汗蒸幕のゆ
温浴施設 - 宮城県 仙台市
温浴施設 - 宮城県 仙台市
2026年、早くも今年二つ目のサウナ施設へ足を運んだ。向かった先は、以前からお気に入りの「汗蒸幕のゆ」。正月休みということもあってか、館内はとてつもない混雑を見せていたが、驚くほどに静寂が保たれている。皆、一年の計はサウナにありと言わんばかり。
まずはロッキーサウナへ。扉を開けた瞬間、以前訪れた時よりも少しマイルドな熱気に包まれた。「おや?」と思い温度計に目をやると、指していたのは83℃。以前の記憶ではもう少しガツンとくる熱さがあった気がしたが、この日のコンディションには、このじっくりと芯まで温まる優しさがちょうど心地よかった。
じっくり三セットをこなし、汗を流した後は、17時という少し早めのディナータイム。一階のレストランへと向かい、名物の海鮮ビビンバを注文した。熱々の石鍋で焦げるおこげの香ばしさと、新鮮な海の幸の旨味が、サウナで空っぽになった体に染み渡る。この「サウナ飯」を食べている瞬間こそが、日常の喧騒を忘れさせてくれる至福の時だ。

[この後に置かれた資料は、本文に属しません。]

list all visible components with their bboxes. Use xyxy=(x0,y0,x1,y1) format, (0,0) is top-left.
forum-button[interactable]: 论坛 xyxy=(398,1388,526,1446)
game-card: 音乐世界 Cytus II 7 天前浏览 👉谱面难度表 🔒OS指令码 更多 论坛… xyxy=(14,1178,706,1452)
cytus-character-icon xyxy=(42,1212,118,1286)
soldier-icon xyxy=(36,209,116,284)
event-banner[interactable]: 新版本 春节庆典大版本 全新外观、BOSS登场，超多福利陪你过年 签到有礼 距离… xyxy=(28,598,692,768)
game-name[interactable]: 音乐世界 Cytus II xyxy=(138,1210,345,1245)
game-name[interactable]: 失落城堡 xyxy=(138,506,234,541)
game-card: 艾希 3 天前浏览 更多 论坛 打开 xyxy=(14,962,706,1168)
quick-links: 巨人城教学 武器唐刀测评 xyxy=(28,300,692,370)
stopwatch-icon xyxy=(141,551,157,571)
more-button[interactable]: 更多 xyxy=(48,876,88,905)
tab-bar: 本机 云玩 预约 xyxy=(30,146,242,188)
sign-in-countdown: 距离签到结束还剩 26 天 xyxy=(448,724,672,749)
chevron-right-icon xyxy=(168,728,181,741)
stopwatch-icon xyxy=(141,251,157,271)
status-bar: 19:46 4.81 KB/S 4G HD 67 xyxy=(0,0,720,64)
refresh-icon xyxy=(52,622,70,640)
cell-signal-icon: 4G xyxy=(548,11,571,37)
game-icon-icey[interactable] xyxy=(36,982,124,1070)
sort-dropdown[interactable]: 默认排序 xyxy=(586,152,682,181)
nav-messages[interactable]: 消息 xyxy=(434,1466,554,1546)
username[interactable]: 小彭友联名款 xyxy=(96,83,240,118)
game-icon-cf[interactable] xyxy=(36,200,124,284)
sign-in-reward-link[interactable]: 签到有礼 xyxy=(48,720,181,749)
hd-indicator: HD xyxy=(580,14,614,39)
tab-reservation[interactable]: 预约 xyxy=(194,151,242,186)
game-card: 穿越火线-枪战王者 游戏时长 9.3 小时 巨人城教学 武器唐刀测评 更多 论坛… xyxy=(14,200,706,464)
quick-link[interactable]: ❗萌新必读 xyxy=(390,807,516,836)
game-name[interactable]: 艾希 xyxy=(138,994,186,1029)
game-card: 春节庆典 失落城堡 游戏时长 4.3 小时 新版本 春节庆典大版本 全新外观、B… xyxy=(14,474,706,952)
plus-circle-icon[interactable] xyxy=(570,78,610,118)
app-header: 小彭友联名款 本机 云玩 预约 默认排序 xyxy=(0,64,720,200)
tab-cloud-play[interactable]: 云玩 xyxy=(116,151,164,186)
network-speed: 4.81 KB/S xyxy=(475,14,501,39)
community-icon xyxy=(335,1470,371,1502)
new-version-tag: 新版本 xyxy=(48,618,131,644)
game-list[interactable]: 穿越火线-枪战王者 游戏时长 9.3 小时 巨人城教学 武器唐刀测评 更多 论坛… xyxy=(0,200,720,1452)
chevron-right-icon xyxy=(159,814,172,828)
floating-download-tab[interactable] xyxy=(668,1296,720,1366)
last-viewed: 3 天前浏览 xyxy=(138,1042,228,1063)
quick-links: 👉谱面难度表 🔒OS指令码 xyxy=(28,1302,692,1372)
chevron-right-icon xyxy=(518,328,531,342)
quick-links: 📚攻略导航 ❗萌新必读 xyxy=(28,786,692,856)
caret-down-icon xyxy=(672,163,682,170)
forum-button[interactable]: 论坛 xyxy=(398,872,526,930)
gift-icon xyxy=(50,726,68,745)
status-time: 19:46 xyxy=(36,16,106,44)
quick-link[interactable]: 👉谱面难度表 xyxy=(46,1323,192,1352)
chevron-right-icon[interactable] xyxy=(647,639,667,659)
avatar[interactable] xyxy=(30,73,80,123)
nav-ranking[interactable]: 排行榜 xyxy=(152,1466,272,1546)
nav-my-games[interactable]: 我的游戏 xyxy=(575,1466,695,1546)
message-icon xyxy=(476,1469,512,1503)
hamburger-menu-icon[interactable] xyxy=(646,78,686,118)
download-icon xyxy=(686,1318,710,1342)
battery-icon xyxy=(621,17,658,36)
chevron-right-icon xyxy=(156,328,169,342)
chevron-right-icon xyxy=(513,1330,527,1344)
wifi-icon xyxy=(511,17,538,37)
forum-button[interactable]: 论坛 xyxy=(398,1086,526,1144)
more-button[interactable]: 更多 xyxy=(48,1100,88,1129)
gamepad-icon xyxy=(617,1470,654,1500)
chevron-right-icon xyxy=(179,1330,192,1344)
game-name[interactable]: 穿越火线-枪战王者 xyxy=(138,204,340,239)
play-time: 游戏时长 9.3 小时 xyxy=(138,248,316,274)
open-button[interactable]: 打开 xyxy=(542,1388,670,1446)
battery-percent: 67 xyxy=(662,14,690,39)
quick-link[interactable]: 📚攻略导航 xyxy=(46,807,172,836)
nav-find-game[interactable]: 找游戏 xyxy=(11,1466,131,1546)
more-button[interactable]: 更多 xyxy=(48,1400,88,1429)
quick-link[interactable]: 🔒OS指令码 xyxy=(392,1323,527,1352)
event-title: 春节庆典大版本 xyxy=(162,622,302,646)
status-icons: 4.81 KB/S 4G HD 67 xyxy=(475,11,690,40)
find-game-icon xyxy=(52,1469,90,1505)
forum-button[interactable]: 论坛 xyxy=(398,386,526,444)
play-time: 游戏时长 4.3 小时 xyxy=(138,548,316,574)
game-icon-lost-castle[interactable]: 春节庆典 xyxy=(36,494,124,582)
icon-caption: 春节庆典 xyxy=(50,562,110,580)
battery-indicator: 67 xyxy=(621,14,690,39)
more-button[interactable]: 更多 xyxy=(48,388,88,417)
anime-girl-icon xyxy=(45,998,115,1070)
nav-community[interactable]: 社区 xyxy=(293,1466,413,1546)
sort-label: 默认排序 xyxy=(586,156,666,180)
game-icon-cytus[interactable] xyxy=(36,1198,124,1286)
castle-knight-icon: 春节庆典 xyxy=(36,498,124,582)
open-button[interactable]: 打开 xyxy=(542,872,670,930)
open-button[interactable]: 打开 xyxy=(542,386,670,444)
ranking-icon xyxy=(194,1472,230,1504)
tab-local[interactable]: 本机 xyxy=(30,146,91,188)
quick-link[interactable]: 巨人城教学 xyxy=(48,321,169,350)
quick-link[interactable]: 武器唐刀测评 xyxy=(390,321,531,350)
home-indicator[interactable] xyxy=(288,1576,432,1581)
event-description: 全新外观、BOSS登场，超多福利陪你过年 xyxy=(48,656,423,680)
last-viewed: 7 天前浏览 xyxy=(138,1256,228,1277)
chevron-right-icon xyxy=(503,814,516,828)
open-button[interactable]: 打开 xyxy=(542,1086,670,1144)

食後の休憩を挟み、再び「後半戦」を楽しもうと浴場へ戻った時のことだ。湯気の中に、見覚えのあるシルエットを見つけた。よく見ると、なんと会社の上司であるK部長ではないか。
「まさかこんなところで……」
一瞬、挨拶をすべきか迷ったが、今はせっかくの正月休みだ。仕事のスイッチを入れるのはまだ早いし、何よりお互い裸の付き合いをするには、心の準備ができていない。私は咄嗟に持っていたタオルで顔を覆い、忍者さながらに存在を消した。K部長もまた、一人の男として静かにサウナを楽しんでいる様子だったので、野暮なことはせず、そのままバレないようにそっとその場をやり過ごした。
思わぬ遭遇に少し冷や汗をかいたが、それもまたサウナの醍醐味(?)かもしれない。予期せぬ緊張感のおかげで、その後の水風呂がいつもより一層冷たく、そして心地よく感じられた。